As Sebastian had stood next to Antonio in juniority among the choir-monks, the stalls of the two men were side by side. Sebastian sat down in his old place and Antonio did likewise. The chapel was dim; but the younger man could see that the elder's body had wasted almost to a skeleton. Yet there was nothing repellent about him. The bloom on his cheeks and the fire in his eyes had the solemn beauty of a sunset in an autumnal forest. When he began to speak his voice was so soft and sweet that it seemed to come from some far-off holy height.

"To-day, Father Antonio," he said, "completes the ninth year since you sat on the cloister roof and heard the hoofs of the horsemen who had come to thrust us from this house. And, this morning, it is just nine years since you were raised to the priesthood. I asked our Lord to give me strength for the journey, so that I might spend this anniversary with you. He has heard me."

"Who told you that I was here?" Antonio asked.

Sebastian did not reply.
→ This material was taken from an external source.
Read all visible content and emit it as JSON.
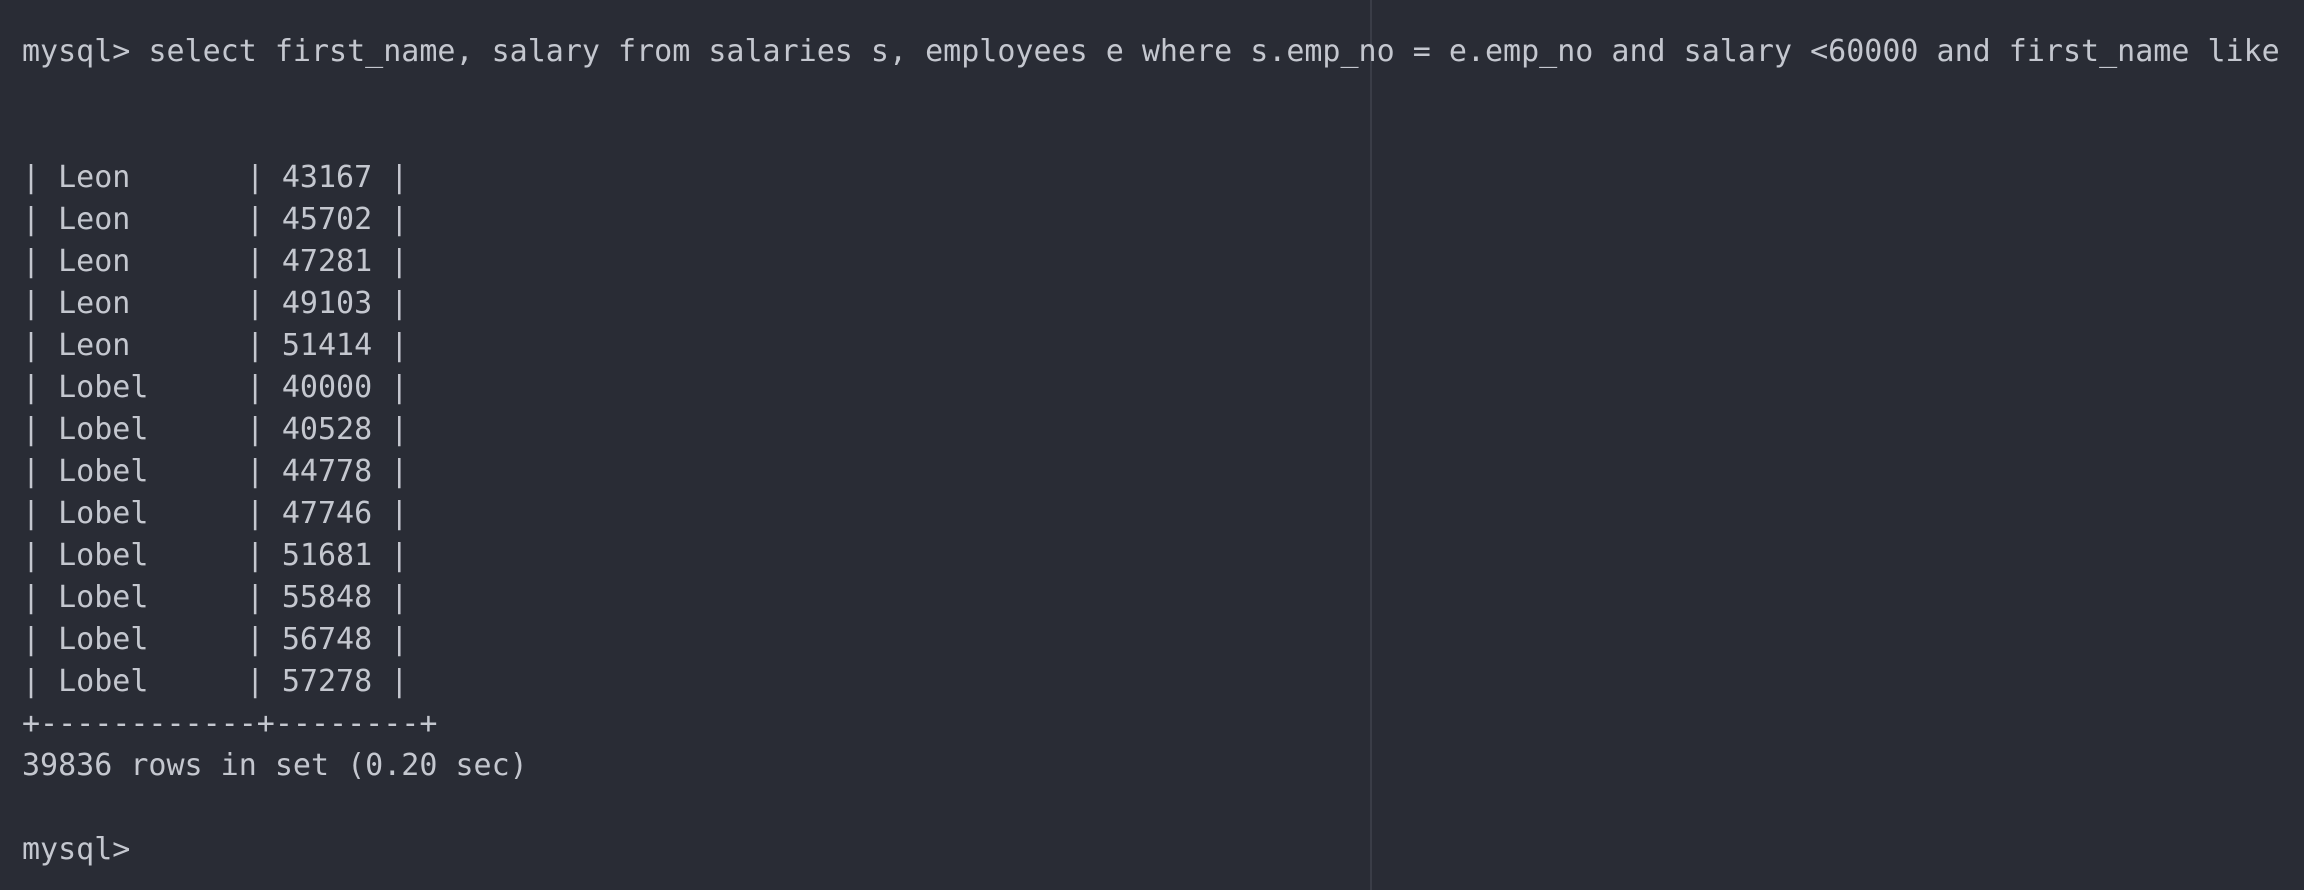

But there was that in his eyes which gave Antonio a sufficient answer. Here was a saint who walked in the light.

"Nine years," mused Sebastian aloud. "And you have not yet said your first Mass."

"No," replied Antonio. "But God is good. Every year He enables me to send a little cask of wine for the altar to a poor church in England. Six days a week I work amid wine; and is not wine the matter of His great Sacrament? It consoles me to know that although I cannot say Mass, I can serve His table. Although I cannot, like Mary, his mother, bear Him in my hands, I can be like those other Marys at the sepulcher. Emerunt aromata ut venientes ungerent Jesum: 'They brought sweet spices that they might anoint Jesus.'"

"He is not a God of the dead, but of the living," said Sebastian, in sweet, far-off tones. "We do not offer a dead Christ. Say rather that you are like that favored unknown to whom He sent two disciples saying, Ubi est diversorium ubi pascha cum discipulis meis manducem: 'Where is the guest-chamber where I may eat the Passover with My disciples?' But come. Our time together is short, and there is much to say. First of all, I have brought your breviary which you charged me to keep."

He pointed to a package lying on the Prior's seat. Antonio rose and took it with joyful gratitude. When he returned to his stall he said:

"Suffer my questions first. Whence do you come? Where have you lived these nine long years?"

"For a few months I was with the English fathers in Lisbon," Sebastian answered. "They were kind; but when it became plain that the Portuguese Benedictine congregation must come to an end, I crossed Spain and sought asylum at the Montserrat, where men used to believe the Holy Grail was treasured. There was much work for me to do there in the School of Music; and I found strength to do it, for we lived like eagles high up in the pure air, three thousand feet above the sea. But Madrid followed the example of Lisbon. Greedy eyes were cast on our possessions. They accused us of being Carlists, just as in Portugal they accused us of being Miguelistas: and only eighteen months after leaving this abbey, I was again an exile. Since then I have dwelt in three religious houses; and every one of them has been suppressed."